The difficult issues around race in cinema continue however. With the recent ‘The Help’, which attempts to expose the racism maids face from white families, positively winning an Oscar (Olivia Spencer, Best Supporting Actress) and being nominated for Best Picture this positive trend seems to be continuing. Yet the film has been met with criticisms as it is seen as patronising, the White protagonist fixing racism for Black people. Race is still, then, a contentious issue and something which cinema has yet to reconcile.

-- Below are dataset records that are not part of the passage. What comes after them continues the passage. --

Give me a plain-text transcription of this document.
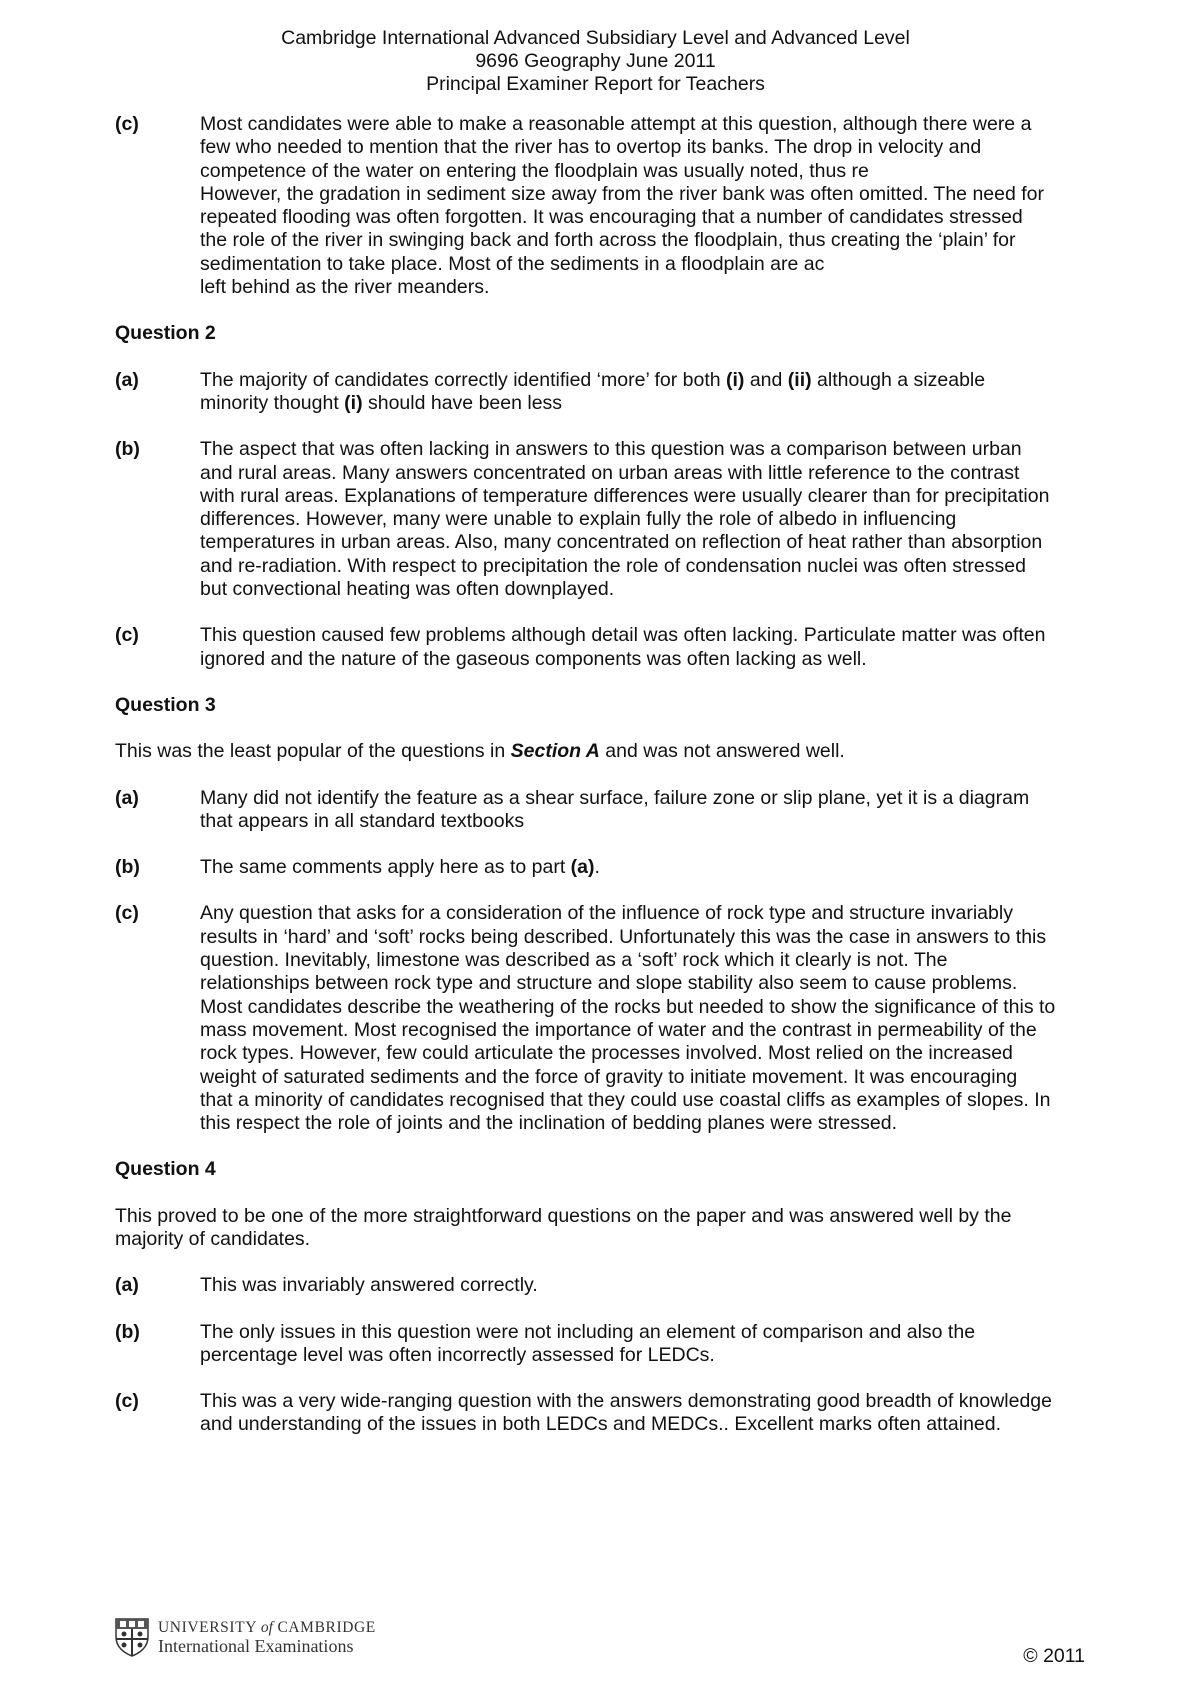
Cambridge International Advanced Subsidiary Level and Advanced Level
9696 Geography June 2011
Principal Examiner Report for Teachers
(c)	Most candidates were able to make a reasonable attempt at this question, although there were a
few who needed to mention that the river has to overtop its banks. The drop in velocity and
competence of the water on entering the floodplain was usually noted, thus re
However, the gradation in sediment size away from the river bank was often omitted. The need for
repeated flooding was often forgotten. It was encouraging that a number of candidates stressed
the role of the river in swinging back and forth across the floodplain, thus creating the ‘plain’ for
sedimentation to take place. Most of the sediments in a floodplain are ac
left behind as the river meanders.
Question 2
(a)	The majority of candidates correctly identified ‘more’ for both (i) and (ii) although a sizeable
minority thought (i) should have been less
(b)	The aspect that was often lacking in answers to this question was a comparison between urban
and rural areas. Many answers concentrated on urban areas with little reference to the contrast
with rural areas. Explanations of temperature differences were usually clearer than for precipitation
differences. However, many were unable to explain fully the role of albedo in influencing
temperatures in urban areas. Also, many concentrated on reflection of heat rather than absorption
and re-radiation. With respect to precipitation the role of condensation nuclei was often stressed
but convectional heating was often downplayed.
(c)	This question caused few problems although detail was often lacking. Particulate matter was often
ignored and the nature of the gaseous components was often lacking as well.
Question 3
This was the least popular of the questions in Section A and was not answered well.
(a)	Many did not identify the feature as a shear surface, failure zone or slip plane, yet it is a diagram
that appears in all standard textbooks
(b)	The same comments apply here as to part (a).
(c)	Any question that asks for a consideration of the influence of rock type and structure invariably
results in ‘hard’ and ‘soft’ rocks being described. Unfortunately this was the case in answers to this
question. Inevitably, limestone was described as a ‘soft’ rock which it clearly is not. The
relationships between rock type and structure and slope stability also seem to cause problems.
Most candidates describe the weathering of the rocks but needed to show the significance of this to
mass movement. Most recognised the importance of water and the contrast in permeability of the
rock types. However, few could articulate the processes involved. Most relied on the increased
weight of saturated sediments and the force of gravity to initiate movement. It was encouraging
that a minority of candidates recognised that they could use coastal cliffs as examples of slopes. In
this respect the role of joints and the inclination of bedding planes were stressed.
Question 4
This proved to be one of the more straightforward questions on the paper and was answered well by the
majority of candidates.
(a)	This was invariably answered correctly.
(b)	The only issues in this question were not including an element of comparison and also the
percentage level was often incorrectly assessed for LEDCs.
(c)	This was a very wide-ranging question with the answers demonstrating good breadth of knowledge
and understanding of the issues in both LEDCs and MEDCs.. Excellent marks often attained.
UNIVERSITY of CAMBRIDGE
International Examinations	© 2011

So, there is what I, a third year Ancient History student, learnt during my first bit of work for the Bill Douglas centre. Here I invite you to get involved in this blog. Tell your own stories of what you’ve done, maybe an artefact has caught your eye or you have not expressed something of film in an essay you’ve written or lecture you’ve given. I hope that this blog becomes a platform for discussion, and invoke interest in the endless depth to be found in the Bill Douglas Centre as a resource.